I’ve built an MCP server that lets AI agents use Hackage. The MCP server is entirely written in Haskell.
It lets LLMs:
perform Hoogle searches.
List package modules
Scrape module documentation in LLM-friendly Markdown.
Why this tool?
I’ve often seen premium coding agents using outdated functions or not being aware of the latest packages.

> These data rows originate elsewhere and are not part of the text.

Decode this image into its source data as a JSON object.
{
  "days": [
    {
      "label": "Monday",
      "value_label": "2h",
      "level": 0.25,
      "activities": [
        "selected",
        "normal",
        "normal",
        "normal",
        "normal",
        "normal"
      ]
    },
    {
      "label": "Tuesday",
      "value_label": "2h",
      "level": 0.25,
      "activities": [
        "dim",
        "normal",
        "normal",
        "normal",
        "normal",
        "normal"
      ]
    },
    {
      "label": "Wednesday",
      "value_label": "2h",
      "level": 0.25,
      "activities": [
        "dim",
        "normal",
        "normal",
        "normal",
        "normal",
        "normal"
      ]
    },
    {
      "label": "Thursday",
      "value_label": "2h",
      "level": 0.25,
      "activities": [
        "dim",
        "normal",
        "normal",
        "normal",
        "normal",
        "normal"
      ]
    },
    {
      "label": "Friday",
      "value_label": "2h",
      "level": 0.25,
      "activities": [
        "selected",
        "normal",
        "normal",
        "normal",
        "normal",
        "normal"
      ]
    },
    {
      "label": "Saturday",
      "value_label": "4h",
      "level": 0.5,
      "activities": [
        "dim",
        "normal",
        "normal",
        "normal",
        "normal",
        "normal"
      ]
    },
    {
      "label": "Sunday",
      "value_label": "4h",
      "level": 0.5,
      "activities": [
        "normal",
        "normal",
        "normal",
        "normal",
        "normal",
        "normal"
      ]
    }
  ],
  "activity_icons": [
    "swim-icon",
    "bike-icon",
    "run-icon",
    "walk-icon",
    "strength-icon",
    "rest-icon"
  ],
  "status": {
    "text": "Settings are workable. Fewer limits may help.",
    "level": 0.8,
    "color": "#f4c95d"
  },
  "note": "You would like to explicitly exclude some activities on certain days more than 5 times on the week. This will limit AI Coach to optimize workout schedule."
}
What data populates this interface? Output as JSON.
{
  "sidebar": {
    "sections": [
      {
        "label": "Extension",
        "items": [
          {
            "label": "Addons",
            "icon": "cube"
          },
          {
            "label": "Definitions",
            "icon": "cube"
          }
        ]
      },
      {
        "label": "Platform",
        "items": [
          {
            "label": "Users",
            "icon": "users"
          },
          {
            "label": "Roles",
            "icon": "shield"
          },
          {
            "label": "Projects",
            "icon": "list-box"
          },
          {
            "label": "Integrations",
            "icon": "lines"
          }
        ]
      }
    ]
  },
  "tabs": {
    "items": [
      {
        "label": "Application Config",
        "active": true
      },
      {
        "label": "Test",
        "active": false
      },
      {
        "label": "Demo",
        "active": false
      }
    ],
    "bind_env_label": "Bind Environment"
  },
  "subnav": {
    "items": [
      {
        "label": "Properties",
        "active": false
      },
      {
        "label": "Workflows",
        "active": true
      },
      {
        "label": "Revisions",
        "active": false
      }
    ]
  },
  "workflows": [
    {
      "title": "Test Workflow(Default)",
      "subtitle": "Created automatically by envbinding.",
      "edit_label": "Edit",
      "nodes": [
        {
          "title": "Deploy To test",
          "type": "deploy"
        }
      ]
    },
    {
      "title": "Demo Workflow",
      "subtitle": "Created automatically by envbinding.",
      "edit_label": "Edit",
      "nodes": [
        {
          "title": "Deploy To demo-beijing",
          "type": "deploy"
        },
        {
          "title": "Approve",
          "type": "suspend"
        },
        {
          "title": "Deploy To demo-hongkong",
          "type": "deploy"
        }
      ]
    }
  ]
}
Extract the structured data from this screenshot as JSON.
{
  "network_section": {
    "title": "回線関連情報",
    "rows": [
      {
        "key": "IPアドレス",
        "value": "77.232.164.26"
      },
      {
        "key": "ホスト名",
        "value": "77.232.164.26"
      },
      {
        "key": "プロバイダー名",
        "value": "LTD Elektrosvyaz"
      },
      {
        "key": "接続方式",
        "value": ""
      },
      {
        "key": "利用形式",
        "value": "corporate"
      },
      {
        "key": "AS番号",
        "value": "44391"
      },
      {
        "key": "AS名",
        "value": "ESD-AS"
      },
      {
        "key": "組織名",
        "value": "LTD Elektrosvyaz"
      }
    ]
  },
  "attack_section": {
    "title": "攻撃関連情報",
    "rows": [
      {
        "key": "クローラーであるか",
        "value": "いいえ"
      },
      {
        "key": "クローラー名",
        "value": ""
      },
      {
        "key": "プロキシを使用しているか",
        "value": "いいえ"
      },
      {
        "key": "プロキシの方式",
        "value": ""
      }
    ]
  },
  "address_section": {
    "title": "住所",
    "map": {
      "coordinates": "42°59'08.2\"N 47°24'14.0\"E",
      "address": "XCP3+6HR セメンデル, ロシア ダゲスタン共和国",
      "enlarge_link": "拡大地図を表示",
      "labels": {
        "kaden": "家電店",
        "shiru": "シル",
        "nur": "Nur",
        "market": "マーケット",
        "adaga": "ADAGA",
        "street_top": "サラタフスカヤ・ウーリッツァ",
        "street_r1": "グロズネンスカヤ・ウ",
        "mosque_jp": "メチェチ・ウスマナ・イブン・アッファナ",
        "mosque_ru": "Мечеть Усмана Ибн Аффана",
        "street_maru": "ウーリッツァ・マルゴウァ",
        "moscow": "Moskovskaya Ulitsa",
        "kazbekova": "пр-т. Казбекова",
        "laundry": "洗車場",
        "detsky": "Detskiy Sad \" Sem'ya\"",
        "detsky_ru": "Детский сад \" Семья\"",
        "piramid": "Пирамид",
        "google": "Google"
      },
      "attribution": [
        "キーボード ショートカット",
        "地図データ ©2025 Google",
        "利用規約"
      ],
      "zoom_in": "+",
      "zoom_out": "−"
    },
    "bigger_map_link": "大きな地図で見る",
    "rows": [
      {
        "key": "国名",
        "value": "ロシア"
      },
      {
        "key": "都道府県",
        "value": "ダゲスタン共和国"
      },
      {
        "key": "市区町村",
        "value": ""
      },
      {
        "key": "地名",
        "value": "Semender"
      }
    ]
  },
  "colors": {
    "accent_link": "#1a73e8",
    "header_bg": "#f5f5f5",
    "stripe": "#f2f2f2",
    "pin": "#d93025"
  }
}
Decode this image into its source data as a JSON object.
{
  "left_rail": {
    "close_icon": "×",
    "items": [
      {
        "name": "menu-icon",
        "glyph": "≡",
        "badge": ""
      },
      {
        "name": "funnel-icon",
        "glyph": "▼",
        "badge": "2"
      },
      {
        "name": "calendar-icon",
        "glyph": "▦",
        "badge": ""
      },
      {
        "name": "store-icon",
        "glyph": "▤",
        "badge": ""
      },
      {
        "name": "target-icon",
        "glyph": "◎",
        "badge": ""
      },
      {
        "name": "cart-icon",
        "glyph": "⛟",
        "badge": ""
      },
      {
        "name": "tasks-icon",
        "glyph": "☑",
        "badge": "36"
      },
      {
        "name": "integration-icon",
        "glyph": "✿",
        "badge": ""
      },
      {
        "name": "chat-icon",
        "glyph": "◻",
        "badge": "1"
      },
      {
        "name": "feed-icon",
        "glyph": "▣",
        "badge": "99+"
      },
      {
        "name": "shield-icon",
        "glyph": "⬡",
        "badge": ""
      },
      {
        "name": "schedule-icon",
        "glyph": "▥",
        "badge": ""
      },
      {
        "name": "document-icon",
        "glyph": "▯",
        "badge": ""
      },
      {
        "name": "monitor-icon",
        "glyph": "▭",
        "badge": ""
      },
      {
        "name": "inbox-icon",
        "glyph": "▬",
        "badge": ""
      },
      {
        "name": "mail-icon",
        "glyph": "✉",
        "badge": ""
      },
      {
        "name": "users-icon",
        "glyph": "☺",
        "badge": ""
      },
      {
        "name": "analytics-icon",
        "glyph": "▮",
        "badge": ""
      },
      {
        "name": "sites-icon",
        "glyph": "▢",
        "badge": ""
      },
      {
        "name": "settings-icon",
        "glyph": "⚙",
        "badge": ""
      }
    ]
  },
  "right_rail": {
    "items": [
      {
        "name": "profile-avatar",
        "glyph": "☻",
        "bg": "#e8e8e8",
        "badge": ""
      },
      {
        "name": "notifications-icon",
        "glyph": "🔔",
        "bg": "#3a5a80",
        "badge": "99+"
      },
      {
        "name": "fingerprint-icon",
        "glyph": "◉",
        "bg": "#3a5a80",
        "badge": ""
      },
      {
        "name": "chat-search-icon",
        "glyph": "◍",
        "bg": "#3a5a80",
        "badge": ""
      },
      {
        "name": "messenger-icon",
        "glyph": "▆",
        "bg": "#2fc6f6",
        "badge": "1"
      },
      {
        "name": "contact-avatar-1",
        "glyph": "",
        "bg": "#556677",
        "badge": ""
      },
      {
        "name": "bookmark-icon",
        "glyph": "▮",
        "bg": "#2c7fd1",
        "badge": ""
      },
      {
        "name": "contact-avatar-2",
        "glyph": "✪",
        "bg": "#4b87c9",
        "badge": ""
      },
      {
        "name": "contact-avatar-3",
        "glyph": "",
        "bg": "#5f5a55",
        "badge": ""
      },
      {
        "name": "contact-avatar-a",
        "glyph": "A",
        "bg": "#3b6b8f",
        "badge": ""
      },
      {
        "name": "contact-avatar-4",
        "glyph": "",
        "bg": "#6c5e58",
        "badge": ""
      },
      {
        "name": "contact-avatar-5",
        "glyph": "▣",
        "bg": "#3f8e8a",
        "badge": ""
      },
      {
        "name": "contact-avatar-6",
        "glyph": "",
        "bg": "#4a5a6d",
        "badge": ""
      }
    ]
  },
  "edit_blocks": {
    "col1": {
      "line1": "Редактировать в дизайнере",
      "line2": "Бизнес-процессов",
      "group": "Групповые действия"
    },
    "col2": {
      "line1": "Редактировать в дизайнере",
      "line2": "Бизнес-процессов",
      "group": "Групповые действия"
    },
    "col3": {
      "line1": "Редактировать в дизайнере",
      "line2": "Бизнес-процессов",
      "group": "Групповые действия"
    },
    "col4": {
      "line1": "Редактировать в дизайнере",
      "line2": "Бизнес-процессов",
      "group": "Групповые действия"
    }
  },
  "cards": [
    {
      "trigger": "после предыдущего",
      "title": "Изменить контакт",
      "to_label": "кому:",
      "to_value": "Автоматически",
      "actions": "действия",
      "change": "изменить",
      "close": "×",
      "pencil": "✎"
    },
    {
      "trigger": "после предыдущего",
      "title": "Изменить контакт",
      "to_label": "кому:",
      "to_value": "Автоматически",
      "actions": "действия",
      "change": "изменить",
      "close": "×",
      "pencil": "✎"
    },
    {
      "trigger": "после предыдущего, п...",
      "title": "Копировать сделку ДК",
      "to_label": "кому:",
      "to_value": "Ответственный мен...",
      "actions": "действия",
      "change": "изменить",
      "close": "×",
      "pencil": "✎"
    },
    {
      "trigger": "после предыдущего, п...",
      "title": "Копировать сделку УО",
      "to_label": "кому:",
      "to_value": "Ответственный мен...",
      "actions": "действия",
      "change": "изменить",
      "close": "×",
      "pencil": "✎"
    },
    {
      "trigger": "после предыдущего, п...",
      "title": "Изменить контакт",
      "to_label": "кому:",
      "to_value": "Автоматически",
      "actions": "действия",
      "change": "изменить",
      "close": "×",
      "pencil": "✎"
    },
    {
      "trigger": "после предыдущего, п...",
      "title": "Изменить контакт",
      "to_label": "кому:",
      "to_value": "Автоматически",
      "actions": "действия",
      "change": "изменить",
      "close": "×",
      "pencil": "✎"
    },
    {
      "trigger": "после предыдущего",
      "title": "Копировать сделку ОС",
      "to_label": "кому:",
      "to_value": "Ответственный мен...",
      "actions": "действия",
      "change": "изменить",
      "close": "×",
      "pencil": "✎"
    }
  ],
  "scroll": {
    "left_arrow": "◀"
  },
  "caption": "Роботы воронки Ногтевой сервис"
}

This MCP lets LLMs access the latest Haskell documentation.
I don’t get why you’d query upstream hoogle anyway, for a local package dev you get a lot better result just using local dependencies. You’d also get access to private dependencies.
Although you’d have to built the index, which takes time.
I didn’t do haddocks, that’s a different problem.
Hmm, I wasn’t aware this existed otherwise I’d probably just repair this project.
idk if @tusharad is interested in using a local hoogle instead, I’d be happy to archive my version and submit local support to their version?
My opinion is that the right thing is to start an ecosystem project that uses LLMs sustainably and responsibly:
keep blocking all the scrapers and bots
train our own open weight model on haskell and hackage
make sure it isn’t optimized for “engagement” (optimally, an LLM for search would be able to recognize when you’re in “mindless prompting” mode and tell you to go read the docs of package XY)
optimize it for search and small code snippets (“how do I do XY?”)
give LICENSE warnings/summaries on non-trivial codesnippets
It’s kinda hard to use LLMs in a way that actually enables learning, but maybe someone has to try.
A local-only package index wouldn’t be able to suggest functions from packages you don’t currently have installed, right? That seems significantly limiting.
hoogle only indexes stackage though, most commercial projects have much more dependencies then what’s just in stackage.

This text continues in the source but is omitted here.